M. Blanchard, pouvez-vous nous dire quelles sont vos fonctions au sein de l’université Paris 13 et du laboratoire EXPERICE ?
J’ai été recruté en 2015 comme Maître de conférences en Sciences de l’éducation au laboratoire EXPERICE de Paris 13. C’est un laboratoire assez original, d’une part parce qu’il est situé sur deux sites différents, à Paris 8 et à Paris 13, d’autre part parce qu’il permet à la petite équipe de d’enseignants-chercheurs qui y officient de travailler sur des sujets qui débordent largement du cadre classique de l’institution scolaire.
Nous nous intéressons en effet à tout ce qui touche aux apprentissages informels et abordons les questions de l’éducation de façon moins rigide que ce à quoi on les réduits parfois.
Certains de mes collègues travaillent ainsi sur la thématique du jeu, d’autres sur l’animation ou la petite enfance.De mon côté, je m’intéresse à toutes les problématiques entourant l’exclusion, l’intervention sociale ou encore l’insertion professionnelle. Je développe ces travaux au sein d’un axe de mon laboratoire intitulé « Le Sujet dans la Cité ». C’est en effet par le biais de cette focale particulière que nous abordons nos terrains de recherche, avec pour fil conducteur de toujours veiller à partir des savoir-être et des savoir-faire des individus, afin de révéler leurs potentialités, souvent insoupçonnées.
Par ailleurs, mes questions de recherche m’amènent également à me pencher sur des thématiques relatives aux interactions entre l’être humain et les animaux. La thèse de doctorat que j’ai soutenue en 2013 portait ainsi sur les sans-abris accompagnés de chiens.
En quoi votre implantation sur le site de Villetaneuse s’avère-t-elle utile à vos travaux ?
Faire de la recherche dans une université comme Paris 13, c’est pouvoir s’ancrer sur un territoire riche et étonnant, même si celui-ci demeure méconnu, voire stigmatisé parfois.
Mes travaux de recherche débordent bien évidemment du 9-3 et me conduisent aux quatre coins du pays, toutefois c’est souvent localement qu’on peut initier les projets les plus prometteurs.
Je m’en suis rendu compte dernièrement en entamant une collaboration de recherche fructueuse avec l’association « Les Fermiers de la Francilienne » qui dispose d’une ferme pédagogique à Villetaneuse, juste en face de l’université Paris 13. L’action sociale qui y est menée est remarquable puisque l’association accueille près de 40% de TGIstes de Seine Saint-Denis, inscrits dans des projets de peines alternatives à la prison.

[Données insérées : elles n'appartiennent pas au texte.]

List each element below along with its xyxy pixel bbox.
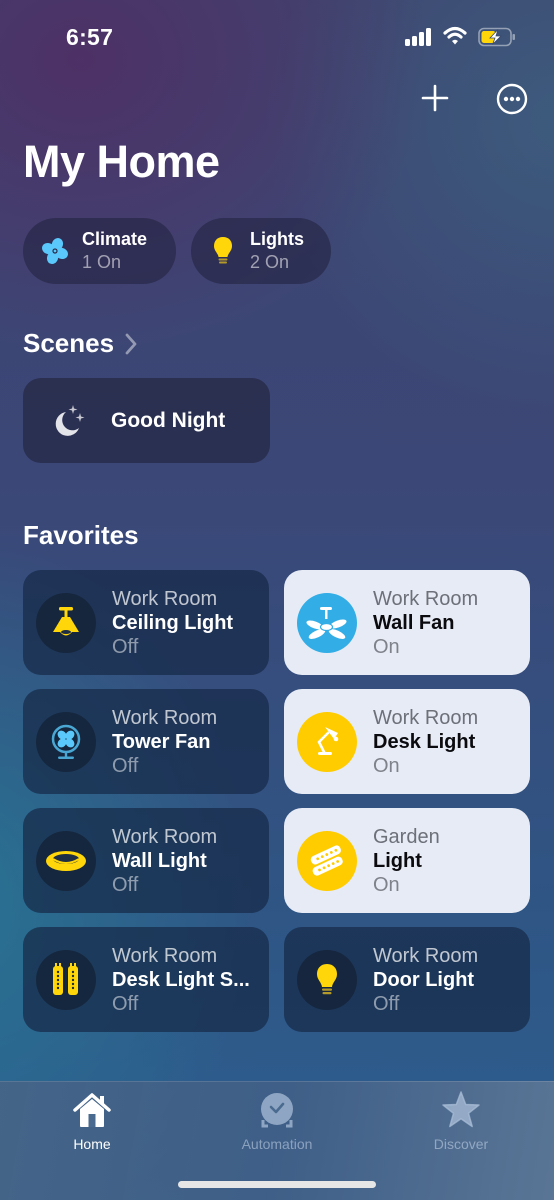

J’ai entamé depuis quelques mois une évaluation de leur action et me suis rendu avec Julien Boucher, le coordinateur de l’association, au ministère pour valoriser le travail de ces fermiers atypiques.
Leur expérience est tellement riche et originale qu’un documentaire intitulé “Un mois (à la) ferme” vient d’être réalisé par Baya Bellanger et est actuellement diffusé sur la chaîne Parlementaire (1).
Quels sont les résultats et enseignements que vous avez tirés de vos différents projets de recherche ?
L’une de mes principales conclusions réside certainement dans le fait que les fragilités provoquées par les aléas du monde contemporain génèrent également des expériences qui peuvent s’avérer très positives pour les personnes, pour peu qu’on les prenne au sérieux et que l’on sache les accompagner dans leur cheminement.
En tant qu’enseignant-chercheur en Sciences de l’éducation, je tente justement de proposer aux étudiants – dont beaucoup se destinent à des carrières dans le social ou le médico-social – des formations qui prennent en compte cette dimension essentielle. En effet, on a trop souvent tendance à réduire les personnes à leurs défaillances ou et à les enfermer dans leur statut de « bénéficiaires » ou de « victimes ». En réalité, ce sont avant tout des Sujets politiques capables, si besoin, de mettre leur pouvoir d’agir en mouvement.
A titre personnel, j’essaie d’en faire autant au sein d’un univers universitaire souvent moins lisse et plus violent qu’il n’y parait.
(1) « Un mois (à la) ferme », documentaire de Baya Bellanger diffusé sur la chaîne Public Sénat (canal 13) le samedi 1er décembre 2018 à 21h ; dimanche 2 décembre 2018 à 10h ; samedi 8 décembre 2018 à 22h30 ; dimanche 9 décembre 2018 à 11h30 ; dimanche 16 décembre 2018 à 12h30.